The simplest way to deploy our trained LDA model is to create a web service using the Flask web framework. A final web app can be deployed within the multi-cloud environment discussed in Appendix.
Appendix:
Multi-Cloud NLP Drug Recommendation
One can use Amazon Comprehend Medical to extract medication names and medical conditions to monitor drug safety and adverse events. Amazon Comprehend Medical is a NLP service that uses AI to easily extract relevant medical information from unstructured text. We query the OpenFDA API (an open-source API published by the FDA) and Clinicaltrials.gov API (another open-source API published by the National Library of Medicine (NLM) at the National Institutes of Health (NIH)) to get information on past adverse events, recalls, and clinical trials for the drug or medical condition in question. One can then use this data in population scale studies to further analyze the drug’s safety and efficacy.
Several successful case studies can guide you through the process of creating an ERC20 token recommendation system built with TensorFlow, Cloud Machine Learning Engine, Cloud Endpoints, and App Engine created at Google Cloud. The key point is the collaborative filtering technique for generating user recommendations. Collaborative filtering relies only on observed user behavior to make recommendations — no profile data or content access is necessary. The entire workflow looks like this:
- Creating and training the model for token recommendation system
- Query token ratings from BigQuery
- Train the model locally and in Google ML Engine
- Tuning hyperparameters in Cloud ML Engine
- Deploying the recommendation system to Google App Engine
With the development of e-commerce, a growing number of people prefer to purchase medicine online. To provide online medication guidance, the novel cloud-assisted drug recommendation system CADRE can recommend users with top-N related medicines according to symptoms.

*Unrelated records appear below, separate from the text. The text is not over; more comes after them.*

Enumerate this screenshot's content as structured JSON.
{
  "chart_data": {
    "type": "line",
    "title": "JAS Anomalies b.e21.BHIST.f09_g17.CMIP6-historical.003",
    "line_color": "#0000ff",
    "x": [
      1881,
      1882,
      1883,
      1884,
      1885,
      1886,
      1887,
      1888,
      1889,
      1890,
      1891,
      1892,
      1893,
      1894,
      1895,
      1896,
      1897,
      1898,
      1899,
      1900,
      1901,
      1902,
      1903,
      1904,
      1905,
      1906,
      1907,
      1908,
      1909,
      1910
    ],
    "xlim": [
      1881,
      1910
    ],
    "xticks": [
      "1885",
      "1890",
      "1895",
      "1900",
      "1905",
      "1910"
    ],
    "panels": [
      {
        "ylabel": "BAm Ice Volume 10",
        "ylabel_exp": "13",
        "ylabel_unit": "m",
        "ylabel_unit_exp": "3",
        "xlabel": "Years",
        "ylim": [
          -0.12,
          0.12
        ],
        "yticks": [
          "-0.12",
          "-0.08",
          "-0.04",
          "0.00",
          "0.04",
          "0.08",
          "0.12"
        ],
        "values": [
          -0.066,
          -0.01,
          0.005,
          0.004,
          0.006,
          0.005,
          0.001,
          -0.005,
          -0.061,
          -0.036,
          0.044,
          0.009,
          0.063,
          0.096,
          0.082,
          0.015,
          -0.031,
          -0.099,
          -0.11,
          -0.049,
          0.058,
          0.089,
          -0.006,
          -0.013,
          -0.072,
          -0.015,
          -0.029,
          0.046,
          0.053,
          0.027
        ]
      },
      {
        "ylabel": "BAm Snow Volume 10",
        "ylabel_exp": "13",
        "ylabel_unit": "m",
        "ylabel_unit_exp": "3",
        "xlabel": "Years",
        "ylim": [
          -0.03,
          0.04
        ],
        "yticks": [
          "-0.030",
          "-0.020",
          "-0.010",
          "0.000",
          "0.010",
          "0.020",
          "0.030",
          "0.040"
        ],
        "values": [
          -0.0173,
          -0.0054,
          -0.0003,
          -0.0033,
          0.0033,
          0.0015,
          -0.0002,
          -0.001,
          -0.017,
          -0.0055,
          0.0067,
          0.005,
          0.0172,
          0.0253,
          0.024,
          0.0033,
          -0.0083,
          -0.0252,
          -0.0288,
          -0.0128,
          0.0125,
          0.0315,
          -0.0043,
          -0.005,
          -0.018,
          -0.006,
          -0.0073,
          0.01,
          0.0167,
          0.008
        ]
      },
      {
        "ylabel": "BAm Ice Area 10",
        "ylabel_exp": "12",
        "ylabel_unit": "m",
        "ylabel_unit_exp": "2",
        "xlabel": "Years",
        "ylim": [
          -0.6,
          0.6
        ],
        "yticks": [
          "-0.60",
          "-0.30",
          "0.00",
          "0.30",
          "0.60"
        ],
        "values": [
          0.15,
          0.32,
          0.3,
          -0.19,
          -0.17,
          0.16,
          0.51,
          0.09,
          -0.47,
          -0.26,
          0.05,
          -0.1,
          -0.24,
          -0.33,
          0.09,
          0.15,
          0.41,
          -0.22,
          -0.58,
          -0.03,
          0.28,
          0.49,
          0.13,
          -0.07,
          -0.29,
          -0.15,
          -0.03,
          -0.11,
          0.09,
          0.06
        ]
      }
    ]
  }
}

Healthcare organizations are using Azure products and services—including hybrid cloud, mixed reality, AI, and IoT—to drive better health outcomes, improve security, scale faster, and enhance data interoperability.
Text Analytics is now Azure Language Service. Specifically, Sentiment Analysis and Opinion Mining, Named Entity Recognition (NER), Entity Linking, Key Phrase Extraction, Language Detection, Text Analytics for health, and Text Summarization are all part of the Language Service as they exist today.
Using the Text Analytics NER, users can extract known types like person names, geographical locations, datetimes, and organizations. However, lots of information of interest is more specific than the standard types. The capability allows you to build your own custom entity extractors by providing labelled examples of text to train models.